Vleeschkleurige kousen
Emancipatie Op de voltooiing van de sociale emancipatie volgde een andere ontwikkeling, ontdekkend voor een zich emanciperend volksdeel vandaag. De gereformeerden raakten, om een woord van Buskes te gebruiken, in goeie doen, waaraan hij toevoegde: principieel verloren. In De Standaard, het blad van Kuyper, begonnen advertenties over auto's te verschijnen. Toen in 1934 het honderdjarig feest van de Afscheiding en het vijftigjarig feest van de Doleantie gevierd werd, hing de garderobe vol bontjassen en op de receptie wemelde het van de ministers, kamerleden, burgemeesters en andere hoogheden van eigen teelt. En toen Hendrik Colijn, bij de ARP-aanhang nog meer geliefd dan Kuyper, in 1930 een eredoctoraat kreeg aan de VU, schonk hij zijn promotor hij was zelf miljonair twaalf flessen oude cognac. De gereformeerde zuil stond nog wel jarenlang recht overeind. De hele wereld was gereformeerd: de universiteit, de groentenboer, de padvinderij, zelfs de hekjes van de huizen en de bladeren van de bomen. In de jaren vijftig leek het allemaal nog vroom maar achter de schermen was stille afvalligheid gaande. Totdat er in de jaren zestig en zeventig bij de jeugd een zwijgend non-respect ontstond voor degenen die de leiding hadden. De volgende generatie ging over tot openlijk protest. Ook bij de Makken verdween de negentiende eeuw voorgoed uit hun leven. Het jaar 1973 vormde ook voor hen het einde van de culturele revolutie.
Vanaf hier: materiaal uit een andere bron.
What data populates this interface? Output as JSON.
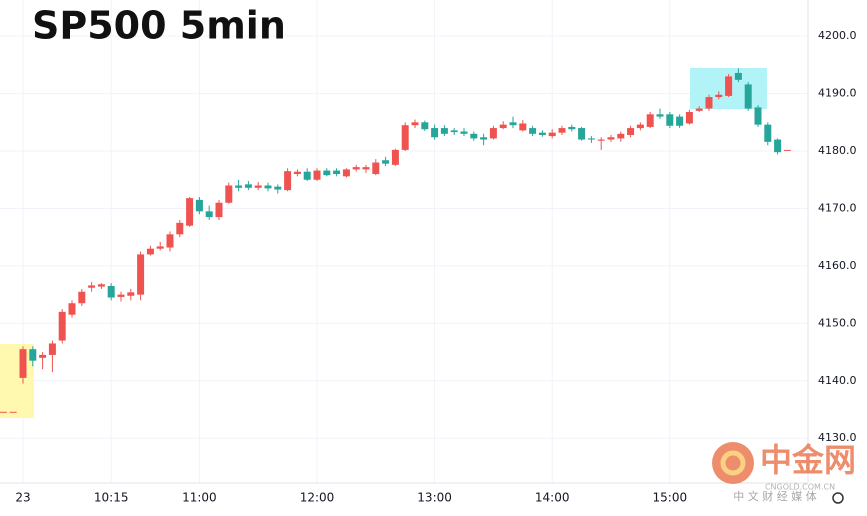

Geloof Maar genoeg over dit fascinerende boek, waarin een eeuw, een zuil en een familie aan ons oog voorbijtrekken. De schrijver zelf blijkt ook volop aan de verdere ontwikkelingen, onder meer aan de VU, te hebben deelgenomen. Hij komt tot de erkentenis zo'n beetje van het geloof te zijn afgevallen. Op het nippertje werd zijn huwelijk nog kerkelijk door zijn vader bevestigd. Kleinkinderen van vader-dominee Mak vormen nu een gevarieerd gezelschap, een andersoortig geslacht, zegt hij, dan zijn ouders in 1924 voor ogen hadden toen ze zich samen lieten fotograferen. Van hoevelen vandaag geldt dat niet?! Maar van zijn moeder zegt de auteur dat ze in de oorlogsjaren is gered door haar sterke geloof: daar ben ik van overtuigd, de nabijheid van God was voor haar een realiteit. Over zijn tobbende grootmoeder schrijft hij dat de familie toen ze overleden was er vanwege haar godvuchtige leven van overtuigd was dat ze in de hemel was. En bij de huidige generatie signaleert hij een hang naar geloof dat individueel en persoonlijk is gericht, heel anders dan het gemeenschappelijke geloven van mijn vaders afgescheiden kerkje in Brielle en het bulderend samen zingen in de Friese dorpsgemeenten. Een eeuw trekt in dit boek voorbij. Alleen al in Europa zijn in die eeuw 115 miljoen Europeanen door politiek geweld om het leven gekomen. Hoevelen hebben het Leven gevonden? Dat laat zich in een boek als dit niet tellen. De vraag die onweerstaanbaar overblijft na lezing van dit indrukwekkende boek, is hoeveel geloof er zijn zal in de eeuw die zich aandient. Met het geloof van gisteren kunnen we niet toe.